Same model, better performance: the impact of shuffling on DNA Language Models benchmarking
Authors
Davide Greco, Konrad Rawlik
Abstract
Large Language Models are increasingly popular in genomics due to their potential to decode complex biological sequences. Hence, researchers require a standardized benchmark to evaluate DNA Language Models (DNA LMs) capabilities. However, evaluating DNA LMs is a complex task that intersects genomic's domain-specific challenges and machine learning methodologies, where seemingly minor implementation details can significantly compromise benchmark validity. We demonstrate this through BEND (Benchmarking DNA Language Models), where hardware-dependent hyperparameters -- number of data loading workers and buffer sizes -- create spurious performance variations of up to 4% for identical models. The problem stems from inadequate data shuffling interacting with domain specific data characteristics.
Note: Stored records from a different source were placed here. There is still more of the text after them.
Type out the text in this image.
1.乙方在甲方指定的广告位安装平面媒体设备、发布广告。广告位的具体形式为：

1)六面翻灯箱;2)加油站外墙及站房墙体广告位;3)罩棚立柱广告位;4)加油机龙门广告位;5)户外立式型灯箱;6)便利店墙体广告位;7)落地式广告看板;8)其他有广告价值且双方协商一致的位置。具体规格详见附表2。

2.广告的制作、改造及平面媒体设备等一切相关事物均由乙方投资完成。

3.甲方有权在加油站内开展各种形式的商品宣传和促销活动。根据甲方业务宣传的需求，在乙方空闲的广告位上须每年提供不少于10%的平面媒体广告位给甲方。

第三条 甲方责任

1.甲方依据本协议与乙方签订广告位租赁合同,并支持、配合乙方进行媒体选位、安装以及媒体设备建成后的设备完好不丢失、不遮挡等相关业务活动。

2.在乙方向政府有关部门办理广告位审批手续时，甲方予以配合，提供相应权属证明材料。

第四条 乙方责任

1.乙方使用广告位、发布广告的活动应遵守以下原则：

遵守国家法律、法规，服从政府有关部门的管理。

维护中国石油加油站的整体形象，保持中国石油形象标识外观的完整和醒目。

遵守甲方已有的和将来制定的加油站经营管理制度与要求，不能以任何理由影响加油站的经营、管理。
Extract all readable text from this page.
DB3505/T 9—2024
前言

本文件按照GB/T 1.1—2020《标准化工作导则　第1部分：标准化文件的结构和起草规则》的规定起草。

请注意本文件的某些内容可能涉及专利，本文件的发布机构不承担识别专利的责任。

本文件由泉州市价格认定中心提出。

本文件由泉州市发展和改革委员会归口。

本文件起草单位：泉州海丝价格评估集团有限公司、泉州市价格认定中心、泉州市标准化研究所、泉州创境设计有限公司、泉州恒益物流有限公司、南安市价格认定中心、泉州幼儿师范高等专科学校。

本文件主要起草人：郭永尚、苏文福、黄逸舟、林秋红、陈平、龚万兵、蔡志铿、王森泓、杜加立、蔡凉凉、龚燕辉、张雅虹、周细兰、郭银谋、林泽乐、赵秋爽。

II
Experiments with three DNA language models (HyenaDNA, DNABERT-2, ResNet-LM) show these artifacts affect both absolute performance and relative model rankings. We propose a simple solution: pre-shuffling data before storage eliminates hardware dependencies while maintaining efficiency. This work highlights how standard ML practices can interact unexpectedly with domain-specific data characteristics, with broader implications for benchmark design in specialized domains.